= Octopus wrestling =

Sport with divers catching octopuses barehanded

Three divers holding the largest catch of the 1963 World Octopus Wrestling Championships, a 57-pound giant Pacific octopus.

Octopus wrestling involves a diver grappling with a large octopus in shallow water and dragging it to the surface.

Although it was called "wrestling", it was not wrestling per se, as most octopuses are rather skittish and not aggressive at all unless they are provoked, with most cases of provocation ending with the octopus fleeing. The contestants were usually only searching in holes along rocks in the ocean to grab the head of an octopus. Once a diver caught an octopus he continued to pull until the animal gave up.

==History==
An early article on octopus wrestling appeared in a 1949 issue of Mechanix Illustrated.

A report from the Toledo Blade said that in 1957, 200 people gathered to watch an octopus wrestling event in the Puget Sound near Tacoma, Washington. A team from Portland, Oregon, won the contest by catching an eighty-pound octopus.

Octopus wrestling reached the height of its popularity on the West Coast of the United States during the 1960s. At that time, annual World Octopus Wrestling Championships were held in Puget Sound, Washington. The event was televised and attracted up to 5,000 spectators. Trophies were awarded to the individual divers and teams who caught the largest animals. Afterwards, the octopuses were either eaten, given to the local aquarium, or returned to the sea.

In April 1963, 111 divers took part in the World Octopus Wrestling Championships. A total of 25 giant Pacific octopuses (Enteroctopus dofleini) were captured that day, ranging in weight from 4 to 57 lb. Due to a deal to televise the championships and as not sufficient octopuses could be found at the beach, the organizers placed several octopuses which they had caught in advance of the contest along the beach to promise action and ensure a successful contest.

H. Allen Smith wrote an article for True magazine in 1964, collected in Low Man Rides Again (1973), about a man named O'Rourke whom he dubs the "Father of Octopus Wrestling". According to information Smith collected from Idwal Jones and other sources, O'Rourke and a partner developed a business in the late 1940s of fishing for octopuses, with O'Rourke serving as live bait, and his partner hauling him out of the water after an octopus was sufficiently wrapped around him.

All this while O'Rourke was becoming perhaps the world's greatest authority on the thought processes and the personality of the octopus. He knew how to outmaneuver them, to outflank them, and to outthink them. He knew full well, many years ago, what today's octopus wrestlers are just beginning to learn—that it is impossible for a man with two arms to apply a full nelson on an octopus; he knew full well the futility of trying for a crotch hold on an opponent with eight crotches.
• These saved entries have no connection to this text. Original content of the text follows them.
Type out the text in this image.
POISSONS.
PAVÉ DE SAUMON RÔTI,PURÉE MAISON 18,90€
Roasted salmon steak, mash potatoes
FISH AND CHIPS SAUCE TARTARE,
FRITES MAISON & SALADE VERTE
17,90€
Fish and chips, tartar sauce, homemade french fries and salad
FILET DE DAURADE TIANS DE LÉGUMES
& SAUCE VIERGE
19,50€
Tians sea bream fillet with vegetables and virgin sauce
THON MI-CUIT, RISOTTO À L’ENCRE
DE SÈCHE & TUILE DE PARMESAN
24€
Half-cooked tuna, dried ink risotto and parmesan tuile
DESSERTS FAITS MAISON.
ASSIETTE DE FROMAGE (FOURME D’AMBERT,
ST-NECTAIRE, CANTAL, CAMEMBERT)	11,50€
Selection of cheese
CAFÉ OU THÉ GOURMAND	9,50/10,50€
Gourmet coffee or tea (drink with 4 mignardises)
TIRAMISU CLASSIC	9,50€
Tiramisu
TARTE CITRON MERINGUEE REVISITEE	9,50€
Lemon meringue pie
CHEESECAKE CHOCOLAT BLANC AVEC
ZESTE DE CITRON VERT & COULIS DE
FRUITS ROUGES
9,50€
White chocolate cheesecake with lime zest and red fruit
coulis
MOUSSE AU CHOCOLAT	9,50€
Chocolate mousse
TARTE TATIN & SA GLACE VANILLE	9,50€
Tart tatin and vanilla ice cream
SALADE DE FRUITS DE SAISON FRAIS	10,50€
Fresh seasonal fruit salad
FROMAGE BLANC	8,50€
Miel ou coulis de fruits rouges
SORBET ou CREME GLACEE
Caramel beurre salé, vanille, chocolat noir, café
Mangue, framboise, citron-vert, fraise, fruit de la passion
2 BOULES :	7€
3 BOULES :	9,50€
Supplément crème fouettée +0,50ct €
A 1965 issue of Time magazine documented the growing popularity of octopus wrestling as follows:

Merely to minnow about underwater is no longer enough, and such sports as octopus wrestling are coming increasingly into vogue, particularly in the Pacific Northwest, where the critters grow up to 90 lbs. [90 lb] and can be exceedingly tough customers. Although there are several accepted techniques for octopus wrestling, the really sporty way requires that the human diver go without artificial breathing apparatus.